Il y a de la poésie dans tes mots Caroline, quand tu parles de mélancolie. On sent que cette lecture t’a entraînée dans son ambiance estivale. Tu nous offres un peu de douceur en hiver, merci pour cette belle chronique 🙂
Merci Ludivine. Un roman court, réaliste, qui m’a accaparée. Je ne sais pas quelle sera ma prochaine découverte de l’autrice, mais je suis sûre que ça me plaira autant !
Je te le souhaite 🙂
Je dois découvrir cette autrice avec son roman Réparer les vivants que j’ai dans ma PAL, à lire ton enthousiasme je devrais aimer son style…
En tout cas, c’est une écriture qui fonctionne super sur moi. Je trouve que t’as vraiment l’impression d’être dans la tête des personnages, avec les pensées qui se succèdent, comme dans la vraie vie.
Maylis de Kerangal, je ne l’ai encore jamais lu mais tu suscites ma curiosité. Je la connais juste de nom. Merci pour ce joli retour sur ce roman 🙂
Elle a un style particulier, qui me botte énormément !

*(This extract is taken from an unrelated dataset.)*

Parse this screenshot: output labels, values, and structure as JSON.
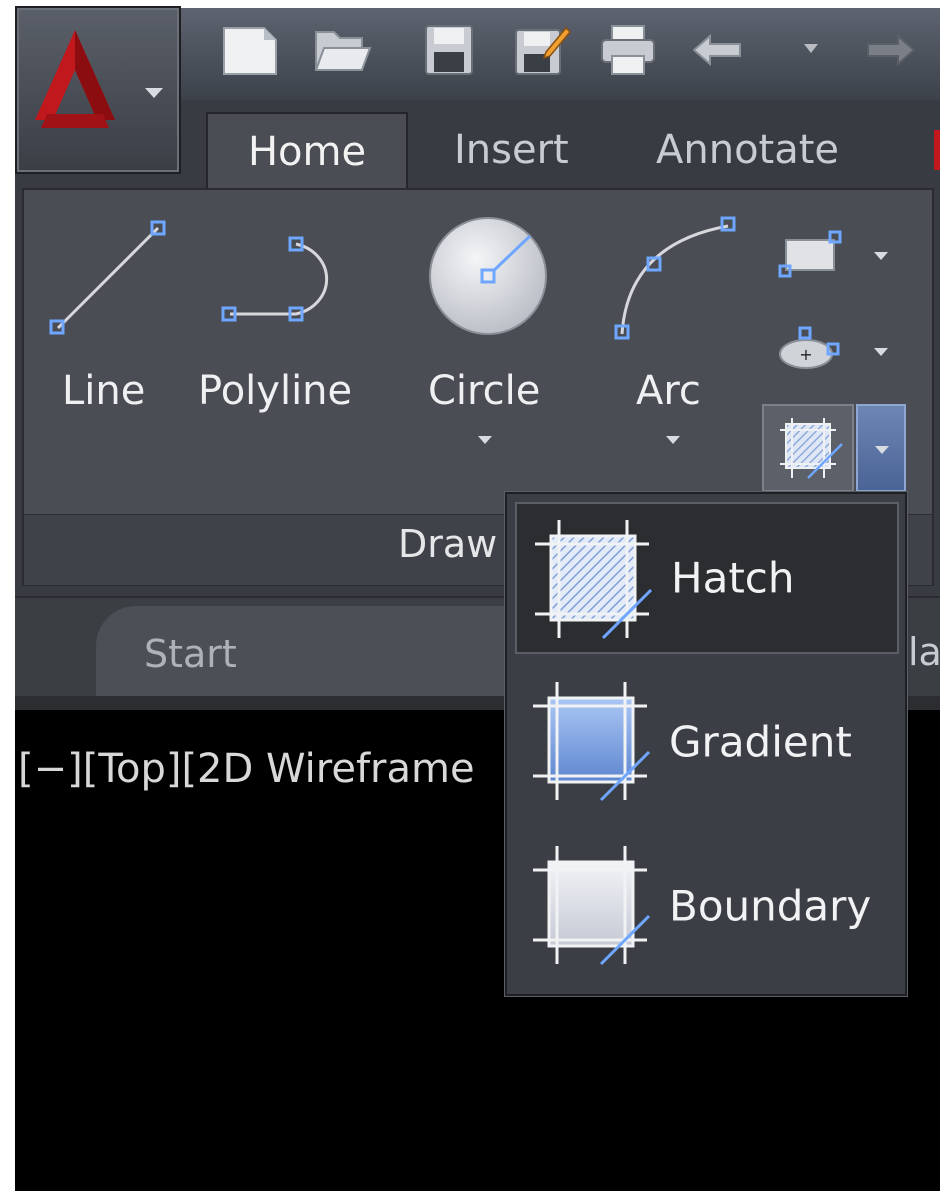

Je n’apprécie pas du tout le style de cette auteure, mais tu me donnes presque envie de lui redonner une chance. Bonne journée
Je comprends, c’est sûr qu’il faut apprécier. Pour ma part, je trouve que ça permet de coller au plus près des pensées des protagonistes.
J’aime ton bel enthousiasme pour cette auteure ainsi que ton regard sur cette jeunesse en mal de reconnaissance. Merci pour la découverte de ce roman.